I concetti e dati principali presi in esame dall’ecolonomia sono quelli di:

- bisogni (il soddisfacimento appropriato delle esigenze umane)
- scambi (il fenomeno della reciprocità seriale universale)
- attività (la libera espressione delle qualità umane).

I bisogni, gli scambi e le attività della generazione corrente dovrebbero essere soddisfatti e realizzati in modo tale da permettere alle future generazioni di avere le stesse se non migliori possibilità di soddisfare bisogni, effettuare scambi, svolgere attività.
Questo significa che, in presenza e con riferimento a risorse limitate, l’idea di crescita materiale continua, qualunque sia il livello di soddisfazione di bisogni già raggiunto dagli individui, dovrebbe essere abbandonata in quanto insostenibile. Infatti, come è stato espresso nella maniera più chiara da Kenneth Boulding, “colui che ritiene che la crescita esponenziale dovrebbe continuare all’infinito o è un pazzo o è un economista.”
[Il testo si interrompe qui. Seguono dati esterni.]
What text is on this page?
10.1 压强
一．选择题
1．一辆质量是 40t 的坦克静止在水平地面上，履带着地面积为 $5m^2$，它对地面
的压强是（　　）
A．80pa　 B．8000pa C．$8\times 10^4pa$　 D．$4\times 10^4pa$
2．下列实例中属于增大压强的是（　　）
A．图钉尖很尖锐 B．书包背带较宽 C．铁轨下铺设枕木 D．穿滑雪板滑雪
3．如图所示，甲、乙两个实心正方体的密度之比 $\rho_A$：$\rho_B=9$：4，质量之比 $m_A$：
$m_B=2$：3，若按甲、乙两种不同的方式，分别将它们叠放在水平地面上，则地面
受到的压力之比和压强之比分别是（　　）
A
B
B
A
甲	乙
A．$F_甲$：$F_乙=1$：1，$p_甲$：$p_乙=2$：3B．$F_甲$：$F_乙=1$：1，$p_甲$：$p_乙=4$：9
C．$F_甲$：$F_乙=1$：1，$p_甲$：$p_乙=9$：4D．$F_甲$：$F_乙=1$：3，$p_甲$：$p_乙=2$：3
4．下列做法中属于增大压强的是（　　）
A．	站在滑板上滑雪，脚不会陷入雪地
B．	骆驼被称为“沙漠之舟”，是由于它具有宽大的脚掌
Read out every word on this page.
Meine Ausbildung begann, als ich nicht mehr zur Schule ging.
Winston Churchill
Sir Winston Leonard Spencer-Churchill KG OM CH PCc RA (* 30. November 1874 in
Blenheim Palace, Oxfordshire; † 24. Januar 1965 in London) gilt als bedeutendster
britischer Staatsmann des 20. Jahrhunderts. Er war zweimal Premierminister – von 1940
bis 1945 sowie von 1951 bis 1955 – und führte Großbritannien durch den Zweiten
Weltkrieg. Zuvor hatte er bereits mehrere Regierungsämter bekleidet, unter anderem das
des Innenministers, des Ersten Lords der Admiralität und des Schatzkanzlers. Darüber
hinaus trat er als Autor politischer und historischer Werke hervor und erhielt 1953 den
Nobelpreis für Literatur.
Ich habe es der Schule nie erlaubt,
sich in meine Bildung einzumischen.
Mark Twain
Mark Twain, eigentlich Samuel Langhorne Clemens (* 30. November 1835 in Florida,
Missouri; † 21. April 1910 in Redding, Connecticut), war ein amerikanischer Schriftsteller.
Ecolonomia scientifica poggia sulla convinzione che esistono regole universali per la gestione appropriata della navicella spaziale terra. Il compito di ognuno è di scoprire queste regole sulla base di osservazioni empiriche che portano a formulazioni teoriche soggette a verifica continua.
Spetta poi ad ognuno l’accettare o rigettare (interamente o in parte) quelle regole, sopportando direttamente le conseguenze (positive o negative) delle proprie azioni. Chiaramente ciò esclude le possibilità di comportarsi in modo da compromettere la salute e il benessere di altri individui (ad esempio, inquinando l’ambiente naturale, restringendo la libertà di scambio, monopolizzando risorse, o mettendo in atto pratiche dannose similari).

L’ecolonomia scientifica è uno strumento cognitivo utile per rendere le persone consapevoli di principi e pratiche che sono risultate adatte e valide, in particolare quando individui hanno a che fare con risorse materiali scarse e con la loro allocazione più efficiente. Comunque, l’ecolonomia non copre l’intero arco delle esperienze ed esigenze umane.
Infatti, nella vita reale esistono aspetti che vanno al di là dell’insieme ecologia + economia. Quegli altri aspetti, i quali sono di solito in una posizione prioritaria o dominante, fanno riferimento a:

- etica (la sfera dei valori umani)
- estetica (la sfera dei valori sensuali)
- civica (la sfera dei valori sociali).

Oscar Wilde definì il cinico come “un uomo che conosce il prezzo di ogni cosa e il valore di niente” (Lady Windermere’s Fan, Atto III). Ossessionati dagli imperativi della politica economica (occupazione, sete di denaro, consumismo, crescita, ecc.) la maggioranza delle persone sembra aver preso il cinico come suo modello comportamentale e lo ha chiamato “homo oeconomicus” confinandolo all’interno dei confini e delle strettoie di una artificiale “economia nazionale”.

In realtà l’homo oeconomicus non esiste se non come una invenzione-finzione, e neanche esiste la “economia nazionale” se non come uno spazio fittizio inventato.
Nonostante ciò, anche costruzioni inesistenti possono diventare realtà estremamente restrittive e nocive se sono sostenute e imposte a tutti da un potere territoriale monopolistico come lo stato.
In realtà, esiste solo l’essere umano con i suoi bisogni, desideri, sensazioni, atteggiamenti, aspirazioni e valori, sul vasto spazio del pianeta terra e oltre.

L’ecolonomia scientifica significa la re-introduzione sulla scena dell’essere umano completo capace di effettuare scelte consapevoli sulla base di informazioni esaurienti.
L’obiettivo non è quello di sostituire l’homo oeconomicus con l’homo oecolonomicus ma di imboccare una nuova strada in cui i valori della libertà e della responsabilità sono le componenti principali delle decisioni umane, senza gli ostacoli costituiti da barriere mentali paralizzanti o confini nazionali limitanti.